Some of Philly's most prominent homes front Rittenhouse Square. This flat green patch sits amid the Deco-era buildings of the posh retail district bordered by Broad, 21st, Market, and Pine streets. Office workers often head to the park for lunch, sometimes with a clam pizza hot from the oven at Lombardi's (132 S. 18th St.; 215-564-5000), scion of the 100-year-old New York shop that claims to be the first American pizzeria. Perhaps no one has done more to make Rittenhouse a gastronomic destination than French-born Chef Georges Perrier.
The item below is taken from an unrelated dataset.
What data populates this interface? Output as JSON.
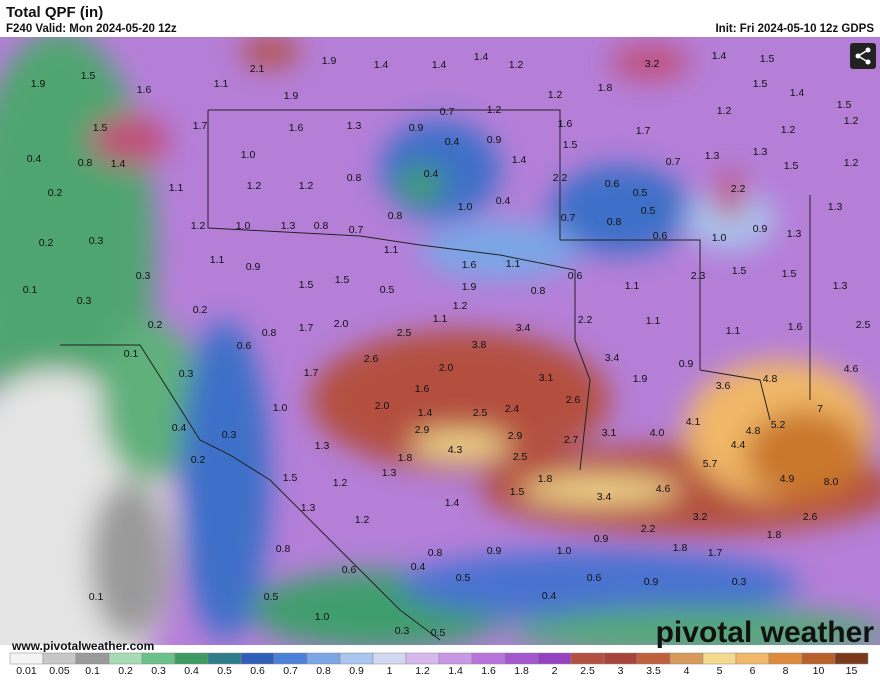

Brasserie Perrier (1619 Walnut St.; 215-568-3000) serves such Gallic fare as frisée aux lardons.
Avenue of the Arts
Broad Street gained an impressive centerpiece in 2001 when the Kimmel Center for the Performing Arts (Broad and Spruce streets; 215-790-5830, www.kimmelcenter.org) opened as home to the Philadelphia Orchestra. Visit at 1 p.m. (except Mondays) for a free tour, including the glassed-in roof garden with sweeping city views. The performance season unfolds in September with Broadway shows at the Academy of Music (Broad and Locust streets; 215-893-1999), musicals at the Prince Music Theater (1412 Chestnut St. at Broad St.; 215-569-9700), and new plays at the Wilma Theater (265 S. Broad St.; 215-546-7824). Vast windows let pretheater diners survey the scene as they sup on contemporary American fare at Bliss (220 S. Broad St.; 215-731-1100). Finger-snapping live jazz goes until 2 a.m. at Zanzibar Blue (Broad and Walnut streets; 215-732-4500).
Reading Terminal Market
For an overview of Philadelphia flavors, stop at the Reading Terminal Market (12th and Arch streets; 215-922-2317). This farmers' market emporium, with more than 80 merchants, has operated in the Reading Railroad train shed since 1892. There's everything from Peking duck to spanakopita, and the Pennsylvania Dutch bakers turn out Wednesday through Saturday.